Campbell Soup Co. today (22 July) lowered its long-term sales target, citing "the current conditions in the food industry".

The US food group has made a clutch of acquisitions in recent years to try to improve its growth prospects. However, like a number of peers, the soup maker is being buffeted, particularly in its domestic market, by an increasing number of consumers turning away from foods deemed to be more processed in favour of fresher options.

Ahead of its annual investor day in New Jersey, Campbell said it is now aiming for sales, on an organic basis, to grow by 1-3% a year, down from its previous target of growth of 3-4%.

Long-term targets for earnings, which exclude currency translation, remain unchanged. It targets adjusted EBIT growing by 4-6% a year and adjusted EPS by 5-7%.

Campbell also revised some of its forecasts for its current financial year, which ends on 2 August. The Prego sauces and Plum Organics baby food owner said "favourable gross margin performance" plus "earlier-than-expected benefits" from its recent moves to cut costs mean it now expects adjusted EBIT to fall by 1-2%, an improvement from its previous forecast of a drop of 5-7%.

The company expects adjusted earnings per share to range from being flat year-on-year to down 1%. Campbell had forecast adjusted EPS to be "at the favorable end" of a forecasted 3-5% fall.
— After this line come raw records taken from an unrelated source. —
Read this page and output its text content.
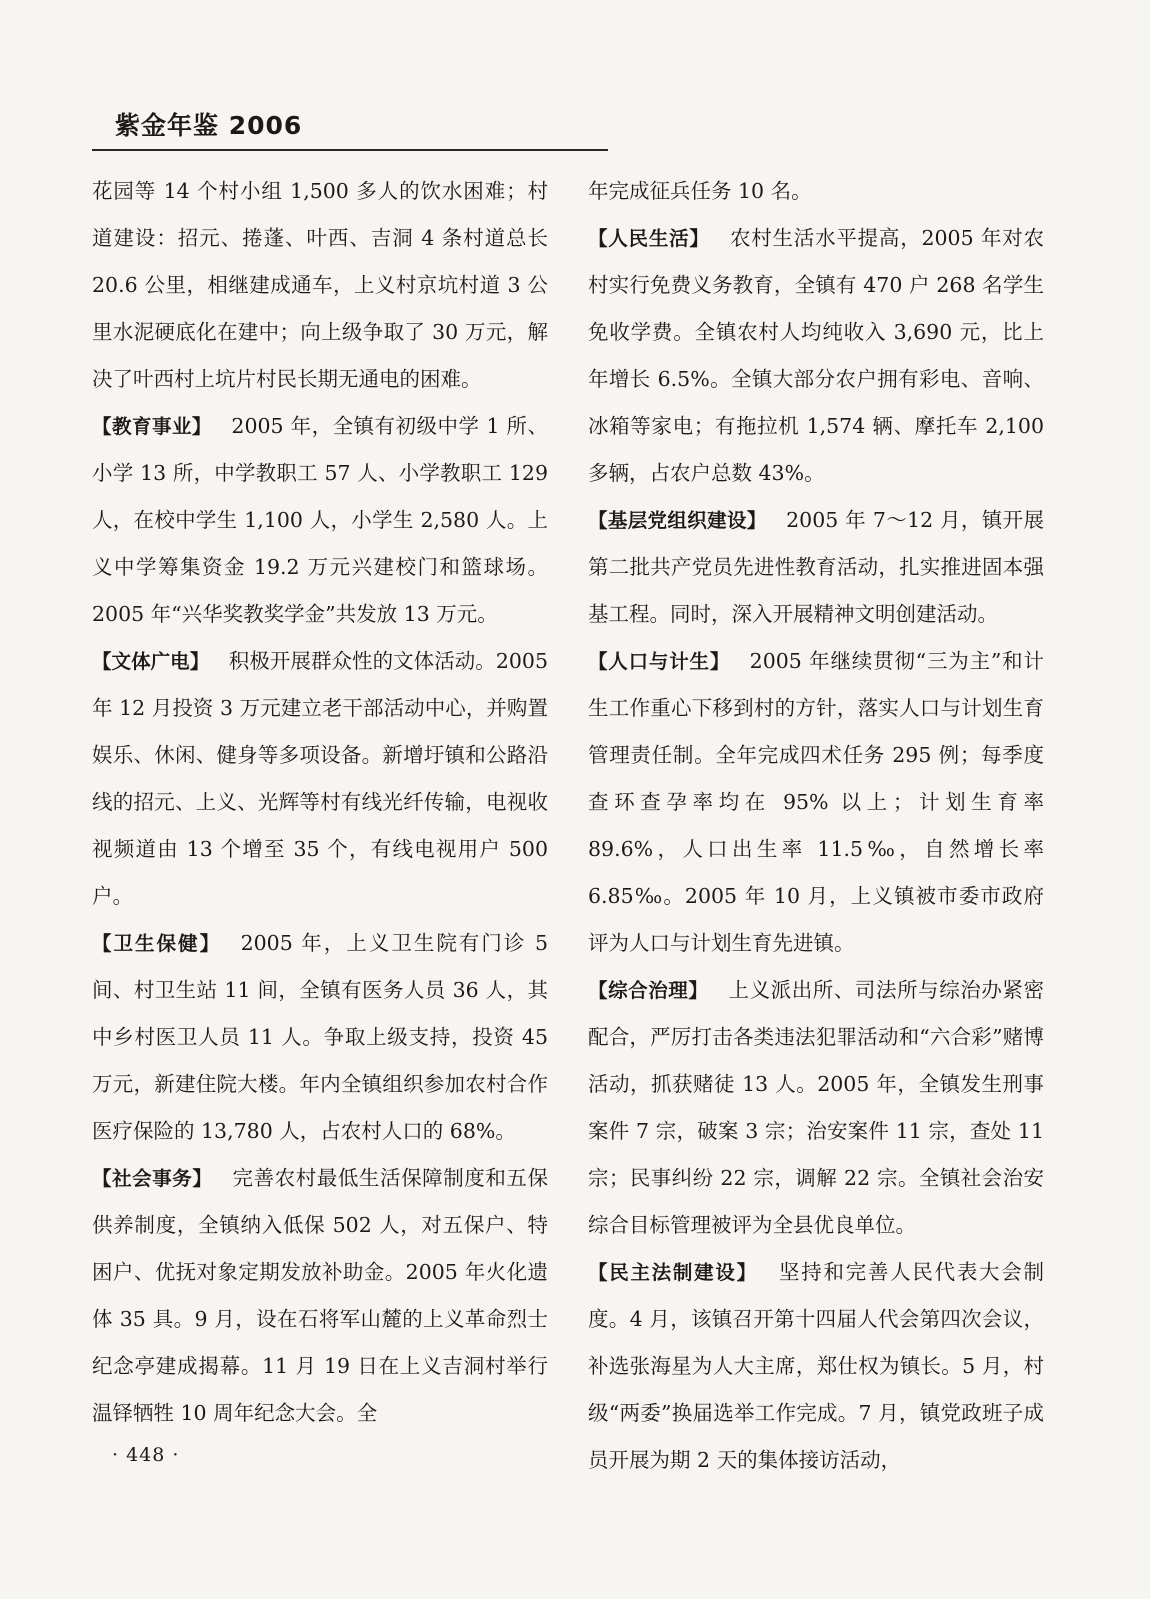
紫金年鉴 2006

花园等 14 个村小组 1,500 多人的饮水困难；村道建设：招元、捲蓬、叶西、吉洞 4 条村道总长 20.6 公里，相继建成通车，上义村京坑村道 3 公里水泥硬底化在建中；向上级争取了 30 万元，解决了叶西村上坑片村民长期无通电的困难。

【教育事业】 2005 年，全镇有初级中学 1 所、小学 13 所，中学教职工 57 人、小学教职工 129 人，在校中学生 1,100 人，小学生 2,580 人。上义中学筹集资金 19.2 万元兴建校门和篮球场。2005 年“兴华奖教奖学金”共发放 13 万元。

【文体广电】 积极开展群众性的文体活动。2005 年 12 月投资 3 万元建立老干部活动中心，并购置娱乐、休闲、健身等多项设备。新增圩镇和公路沿线的招元、上义、光辉等村有线光纤传输，电视收视频道由 13 个增至 35 个，有线电视用户 500 户。

【卫生保健】 2005 年，上义卫生院有门诊 5 间、村卫生站 11 间，全镇有医务人员 36 人，其中乡村医卫人员 11 人。争取上级支持，投资 45 万元，新建住院大楼。年内全镇组织参加农村合作医疗保险的 13,780 人，占农村人口的 68%。

【社会事务】 完善农村最低生活保障制度和五保供养制度，全镇纳入低保 502 人，对五保户、特困户、优抚对象定期发放补助金。2005 年火化遗体 35 具。9 月，设在石将军山麓的上义革命烈士纪念亭建成揭幕。11 月 19 日在上义吉洞村举行温铎牺牲 10 周年纪念大会。全

年完成征兵任务 10 名。

【人民生活】 农村生活水平提高，2005 年对农村实行免费义务教育，全镇有 470 户 268 名学生免收学费。全镇农村人均纯收入 3,690 元，比上年增长 6.5%。全镇大部分农户拥有彩电、音响、冰箱等家电；有拖拉机 1,574 辆、摩托车 2,100 多辆，占农户总数 43%。

【基层党组织建设】 2005 年 7～12 月，镇开展第二批共产党员先进性教育活动，扎实推进固本强基工程。同时，深入开展精神文明创建活动。

【人口与计生】 2005 年继续贯彻“三为主”和计生工作重心下移到村的方针，落实人口与计划生育管理责任制。全年完成四术任务 295 例；每季度查环查孕率均在 95% 以上；计划生育率 89.6%，人口出生率 11.5‰，自然增长率 6.85‰。2005 年 10 月，上义镇被市委市政府评为人口与计划生育先进镇。

【综合治理】 上义派出所、司法所与综治办紧密配合，严厉打击各类违法犯罪活动和“六合彩”赌博活动，抓获赌徒 13 人。2005 年，全镇发生刑事案件 7 宗，破案 3 宗；治安案件 11 宗，查处 11 宗；民事纠纷 22 宗，调解 22 宗。全镇社会治安综合目标管理被评为全县优良单位。

【民主法制建设】 坚持和完善人民代表大会制度。4 月，该镇召开第十四届人代会第四次会议，补选张海星为人大主席，郑仕权为镇长。5 月，村级“两委”换届选举工作完成。7 月，镇党政班子成员开展为期 2 天的集体接访活动，

· 448 ·
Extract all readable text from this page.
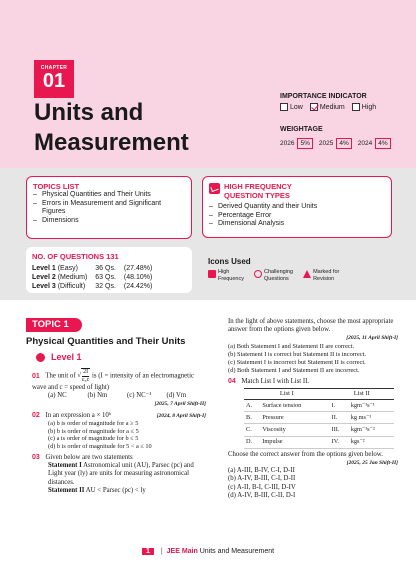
CHAPTER
01
Units and
Measurement
IMPORTANCE INDICATOR
Low Medium High
WEIGHTAGE
2026 5%	2025 4%	2024 4%
TOPICS LIST
– Physical Quantities and Their Units
– Errors in Measurement and Significant Figures
– Dimensions
HIGH FREQUENCY
QUESTION TYPES
– Derived Quantity and their Units
– Percentage Error
– Dimensional Analysis
NO. OF QUESTIONS 131
Level 1 (Easy)	36 Qs.	(27.48%)
Level 2 (Medium)	63 Qs.	(48.10%)
Level 3 (Difficult)	32 Qs.	(24.42%)
Icons Used
High
Frequency
Challenging
Questions
Marked for
Revision
TOPIC 1
Physical Quantities and Their Units
Level 1
01 The unit of √ $\frac{2I}{\text{ε₀c}}$ is (I = intensity of an electromagnetic wave and c = speed of light)
(a) NC	(b) Nm	(c) NC⁻¹	(d) Vm
[2025, 7 April Shift-II]
02 In an expression a × 10ᵇ	[2024, 8 April Shift-I]
(a) b is order of magnitude for a ≥ 5
(b) b is order of magnitude for a ≤ 5
(c) a is order of magnitude for b ≤ 5
(d) b is order of magnitude for 5 < a ≤ 10
03 Given below are two statements
Statement I Astronomical unit (AU), Parsec (pc) and Light year (ly) are units for measuring astronomical distances.
Statement II AU < Parsec (pc) < ly
In the light of above statements, choose the most appropriate answer from the options given below.
[2025, 11 April Shift-I]
(a) Both Statement I and Statement II are correct.
(b) Statement I is correct but Statement II is incorrect.
(c) Statement I is incorrect but Statement II is correct.
(d) Both Statement I and Statement II are incorrect.
04 Match List I with List II.
List I		List II	
A.	Surface tension	I.	kgm⁻¹s⁻¹
B.	Pressure	II.	kg ms⁻¹
C.	Viscosity	III.	kgm⁻¹s⁻²
D.	Impulse	IV.	kgs⁻²
Choose the correct answer from the options given below.
[2025, 25 Jan Shift-II]
(a) A-III, B-IV, C-I, D-II
(b) A-IV, B-III, C-I, D-II
(c) A-II, B-I, C-III, D-IV
(d) A-IV, B-III, C-II, D-I
1 | JEE Main Units and Measurement
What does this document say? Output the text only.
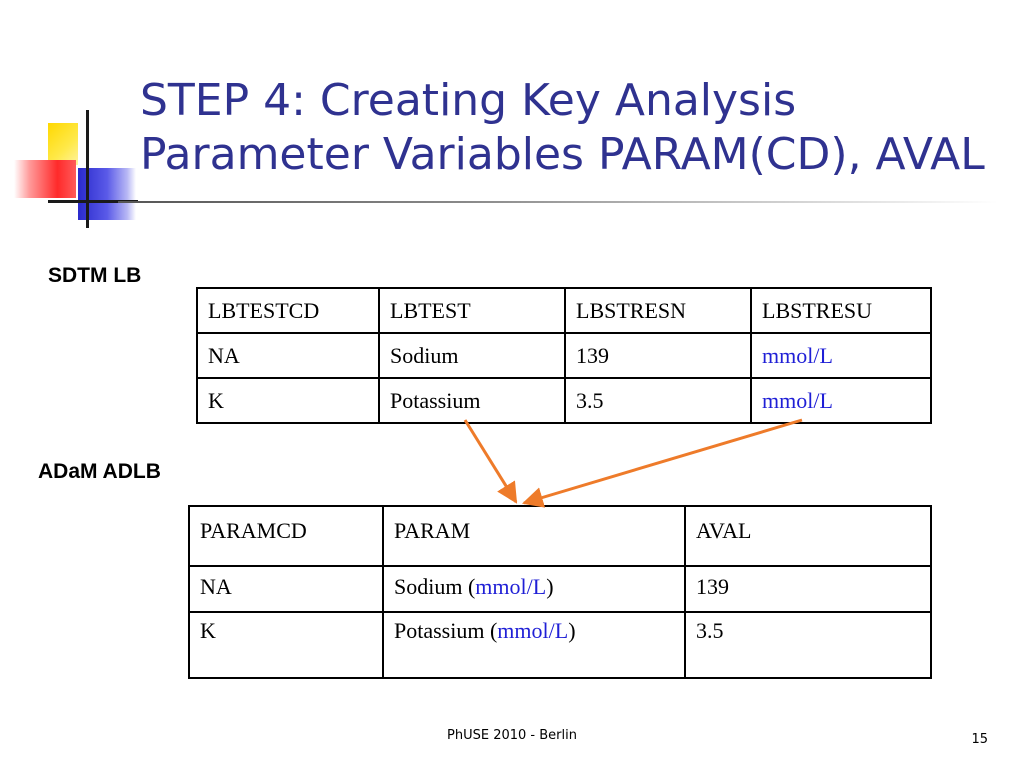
STEP 4: Creating Key Analysis
Parameter Variables PARAM(CD), AVAL
SDTM LB
LBTESTCD	LBTEST	LBSTRESN	LBSTRESU
NA	Sodium	139	mmol/L
K	Potassium	3.5	mmol/L
ADaM ADLB
PARAMCD	PARAM	AVAL
NA	Sodium (mmol/L)	139
K	Potassium (mmol/L)	3.5
PhUSE 2010 - Berlin	15
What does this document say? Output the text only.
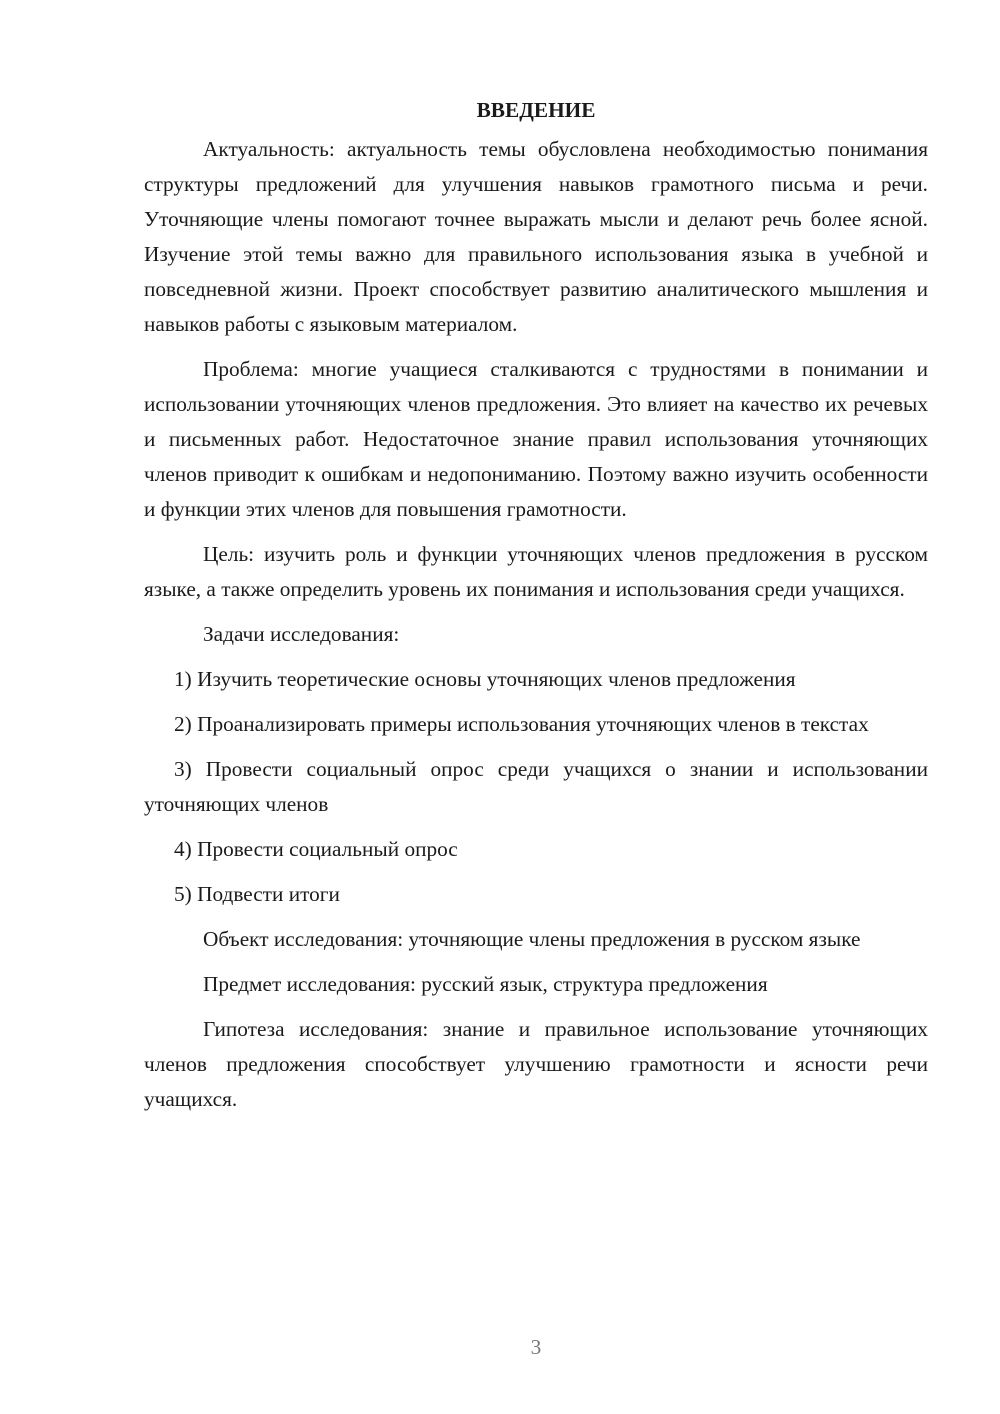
ВВЕДЕНИЕ

Актуальность: актуальность темы обусловлена необходимостью понимания структуры предложений для улучшения навыков грамотного письма и речи. Уточняющие члены помогают точнее выражать мысли и делают речь более ясной. Изучение этой темы важно для правильного использования языка в учебной и повседневной жизни. Проект способствует развитию аналитического мышления и навыков работы с языковым материалом.

Проблема: многие учащиеся сталкиваются с трудностями в понимании и использовании уточняющих членов предложения. Это влияет на качество их речевых и письменных работ. Недостаточное знание правил использования уточняющих членов приводит к ошибкам и недопониманию. Поэтому важно изучить особенности и функции этих членов для повышения грамотности.

Цель: изучить роль и функции уточняющих членов предложения в русском языке, а также определить уровень их понимания и использования среди учащихся.

Задачи исследования:

1) Изучить теоретические основы уточняющих членов предложения

2) Проанализировать примеры использования уточняющих членов в текстах

3) Провести социальный опрос среди учащихся о знании и использовании уточняющих членов

4) Провести социальный опрос

5) Подвести итоги

Объект исследования: уточняющие члены предложения в русском языке

Предмет исследования: русский язык, структура предложения

Гипотеза исследования: знание и правильное использование уточняющих членов предложения способствует улучшению грамотности и ясности речи учащихся.

3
At the investor meeting, Campbell said it would give more details on its recent announcements to reorganise its operations and to lower costs.

However, ahead of the event, Campbell did say it was achieving savings earlier than anticipated based on reductions in headcount, travel, consulting and non-working marketing.

The company now expects around $75m in savings from these cost reduction initiatives in its current financial year. Campbell is increasing its annual savings target from $200m to $250m, which it expects to achieve by the close of fiscal 2018. The business still expects to incur costs of $250-$325m from these initiatives through to fiscal 2018.